An immediate loan will help tide matters over, but only for a bit since the dues of the two BSES companies to various suppliers add up to Rs 5,236 crore. Of this, BSES Rajdhani Power’s (BRPL) dues are Rs 2,846 crore, while BYPL’s are Rs 2,390 crore.
Two suppliers, DVC and SJVN, have already stopped supplies adding up to 259 MW. BYPL’s total needs are 1,500MW and a third of this is supplied by NTPC. The two BSES firms owe Indraprastha Power Rs 1,226 crore, Delhi Transco Rs 913 crore and Pragati Power Rs 1,304 crore. DVC is owed Rs 645 crore and SJVN, formerly Satluj Jal Vidyut Nigam, Rs 115 crore.

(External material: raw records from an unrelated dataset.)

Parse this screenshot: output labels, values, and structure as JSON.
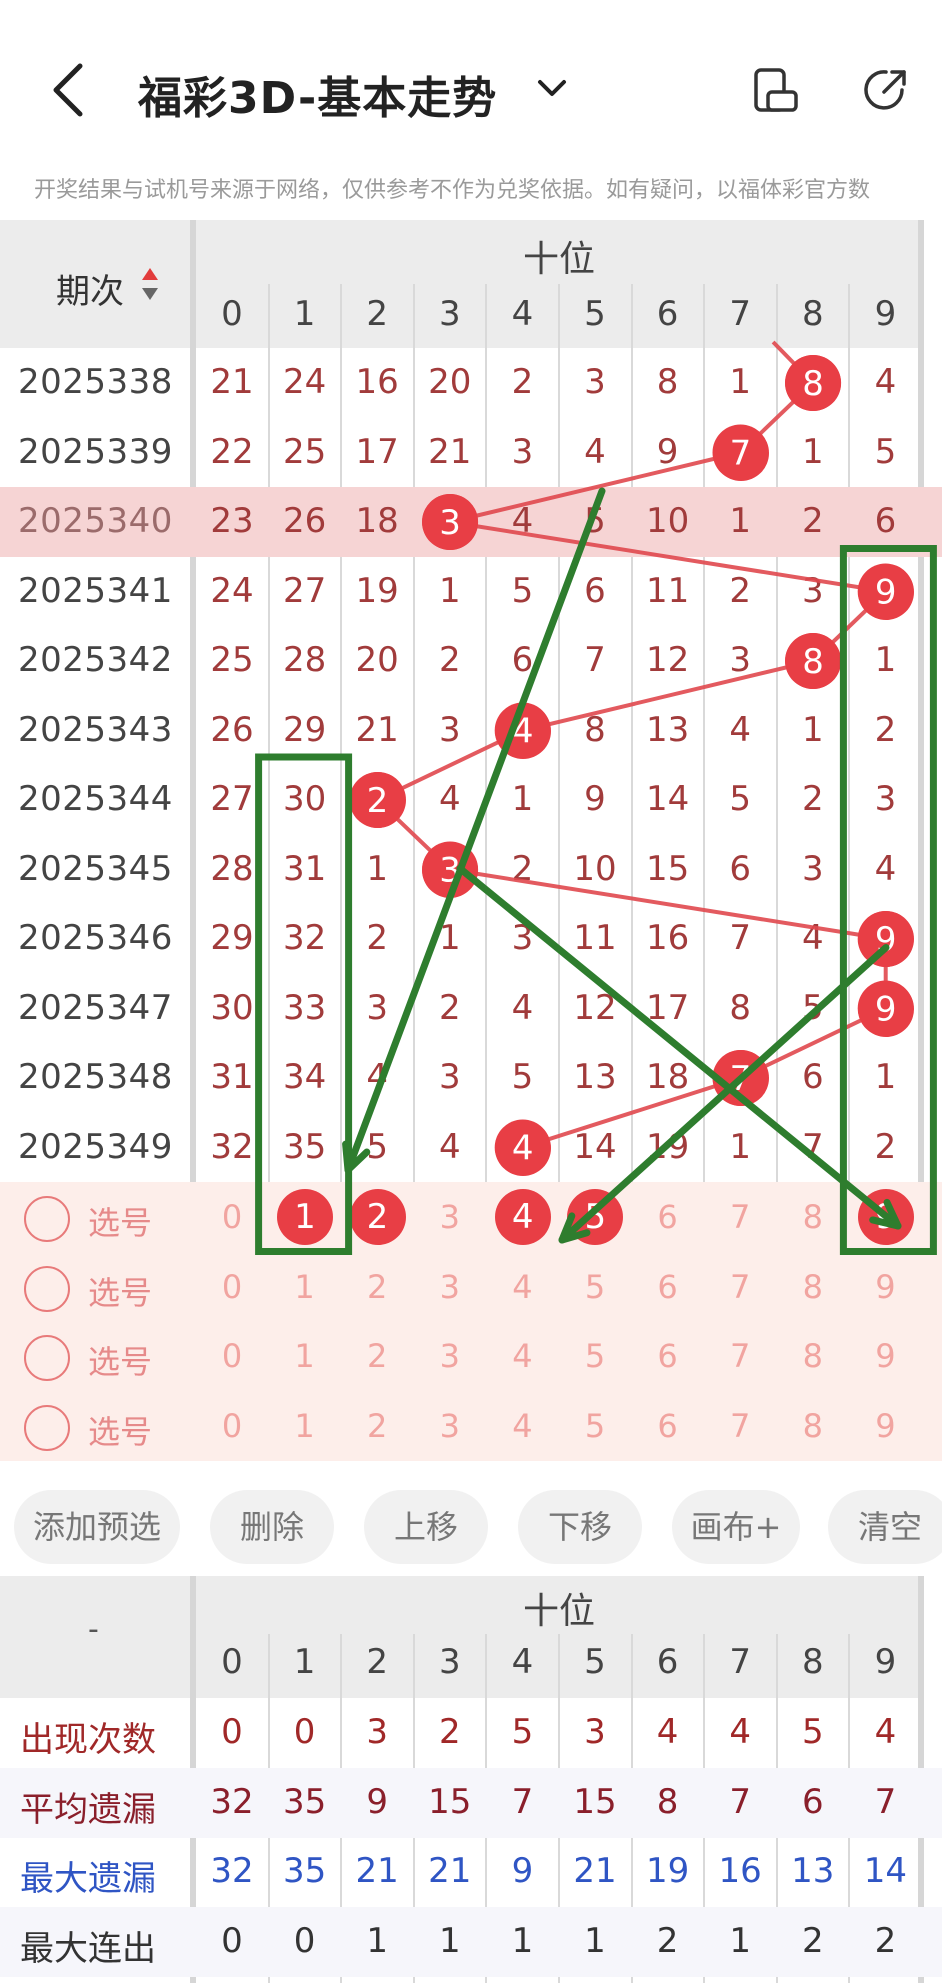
{
  "header": {
    "title": "福彩3D-基本走势",
    "notice": "开奖结果与试机号来源于网络，仅供参考不作为兑奖依据。如有疑问，以福体彩官方数"
  },
  "grid": {
    "period_header": "期次",
    "position_title": "十位",
    "digits": [
      "0",
      "1",
      "2",
      "3",
      "4",
      "5",
      "6",
      "7",
      "8",
      "9"
    ],
    "rows": [
      {
        "period": "2025338",
        "values": [
          "21",
          "24",
          "16",
          "20",
          "2",
          "3",
          "8",
          "1",
          "8",
          "4"
        ],
        "hit": 8
      },
      {
        "period": "2025339",
        "values": [
          "22",
          "25",
          "17",
          "21",
          "3",
          "4",
          "9",
          "7",
          "1",
          "5"
        ],
        "hit": 7
      },
      {
        "period": "2025340",
        "values": [
          "23",
          "26",
          "18",
          "3",
          "4",
          "5",
          "10",
          "1",
          "2",
          "6"
        ],
        "hit": 3
      },
      {
        "period": "2025341",
        "values": [
          "24",
          "27",
          "19",
          "1",
          "5",
          "6",
          "11",
          "2",
          "3",
          "9"
        ],
        "hit": 9
      },
      {
        "period": "2025342",
        "values": [
          "25",
          "28",
          "20",
          "2",
          "6",
          "7",
          "12",
          "3",
          "8",
          "1"
        ],
        "hit": 8
      },
      {
        "period": "2025343",
        "values": [
          "26",
          "29",
          "21",
          "3",
          "4",
          "8",
          "13",
          "4",
          "1",
          "2"
        ],
        "hit": 4
      },
      {
        "period": "2025344",
        "values": [
          "27",
          "30",
          "2",
          "4",
          "1",
          "9",
          "14",
          "5",
          "2",
          "3"
        ],
        "hit": 2
      },
      {
        "period": "2025345",
        "values": [
          "28",
          "31",
          "1",
          "3",
          "2",
          "10",
          "15",
          "6",
          "3",
          "4"
        ],
        "hit": 3
      },
      {
        "period": "2025346",
        "values": [
          "29",
          "32",
          "2",
          "1",
          "3",
          "11",
          "16",
          "7",
          "4",
          "9"
        ],
        "hit": 9
      },
      {
        "period": "2025347",
        "values": [
          "30",
          "33",
          "3",
          "2",
          "4",
          "12",
          "17",
          "8",
          "5",
          "9"
        ],
        "hit": 9
      },
      {
        "period": "2025348",
        "values": [
          "31",
          "34",
          "4",
          "3",
          "5",
          "13",
          "18",
          "7",
          "6",
          "1"
        ],
        "hit": 7
      },
      {
        "period": "2025349",
        "values": [
          "32",
          "35",
          "5",
          "4",
          "4",
          "14",
          "19",
          "1",
          "7",
          "2"
        ],
        "hit": 4
      }
    ],
    "picks": [
      {
        "label": "选号",
        "numbers": [
          "0",
          "1",
          "2",
          "3",
          "4",
          "5",
          "6",
          "7",
          "8",
          "9"
        ],
        "selected": [
          1,
          2,
          4,
          5,
          9
        ]
      },
      {
        "label": "选号",
        "numbers": [
          "0",
          "1",
          "2",
          "3",
          "4",
          "5",
          "6",
          "7",
          "8",
          "9"
        ],
        "selected": []
      },
      {
        "label": "选号",
        "numbers": [
          "0",
          "1",
          "2",
          "3",
          "4",
          "5",
          "6",
          "7",
          "8",
          "9"
        ],
        "selected": []
      },
      {
        "label": "选号",
        "numbers": [
          "0",
          "1",
          "2",
          "3",
          "4",
          "5",
          "6",
          "7",
          "8",
          "9"
        ],
        "selected": []
      }
    ]
  },
  "buttons": {
    "add": "添加预选",
    "delete": "删除",
    "up": "上移",
    "down": "下移",
    "canvas": "画布+",
    "clear": "清空"
  },
  "stats": {
    "corner": "-",
    "position_title": "十位",
    "digits": [
      "0",
      "1",
      "2",
      "3",
      "4",
      "5",
      "6",
      "7",
      "8",
      "9"
    ],
    "rows": [
      {
        "label": "出现次数",
        "color": "#a02828",
        "values": [
          "0",
          "0",
          "3",
          "2",
          "5",
          "3",
          "4",
          "4",
          "5",
          "4"
        ]
      },
      {
        "label": "平均遗漏",
        "color": "#8a1f2b",
        "values": [
          "32",
          "35",
          "9",
          "15",
          "7",
          "15",
          "8",
          "7",
          "6",
          "7"
        ]
      },
      {
        "label": "最大遗漏",
        "color": "#2f55c4",
        "values": [
          "32",
          "35",
          "21",
          "21",
          "9",
          "21",
          "19",
          "16",
          "13",
          "14"
        ]
      },
      {
        "label": "最大连出",
        "color": "#333333",
        "values": [
          "0",
          "0",
          "1",
          "1",
          "1",
          "1",
          "2",
          "1",
          "2",
          "2"
        ]
      }
    ]
  },
  "colors": {
    "ball": "#e83e45",
    "trend_line": "#e0484e",
    "annotation": "#2e7d2e",
    "highlight_row": "#f6d4d4",
    "pick_bg": "#fdeeea"
  }
}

Ironically, while the two BSES companies owe suppliers Rs 5,236 crore, Delhi’s customers owe them Rs 14,770 crore, according to the statutory advice given to the Delhi government by the Delhi Electricity Regulatory Commission (DERC). If you add TPDDL, this rises to Rs 19,505 crore. According to DERC, Rs 6,918 crore of ‘regulatory assets’ were due till FY11 to all three discoms. In addition, the DERC letter says, the discoms — two owned by BSES and one by Tata Power — have projected ‘regulatory assets’ of another Rs 12,600 crore till FY13.
‘Regulatory assets’ are the difference between the cost and supply of electricity that are not passed on to customers, but are IOUs on the books of the discoms. According to a ruling by the Appellate Tribunal for Electricity in 2011, ideally all regulatory assets should be cleared within three years.
In the case of Delhi, that would require a 20-25% hike in tariffs each year. In the current environment where tariff cuts are being made, from Delhi to Haryana to Maharashtra, however, that does not look possible.
In a letter to Delhi’s power secretary, BYPL CEO Arvind Gujral has said that “to ensure no disruption of service to our consumers and avoid any load shedding, we had made alternative arrangements through short-term purchases. However, that is no longer feasible.” Both NTPC and NHPC, the letter goes on to say, “will regulate power” — jargon for cutting off supplies till payments are made — “resulting in depletion of over 500 MW of power supply from early February 2014”.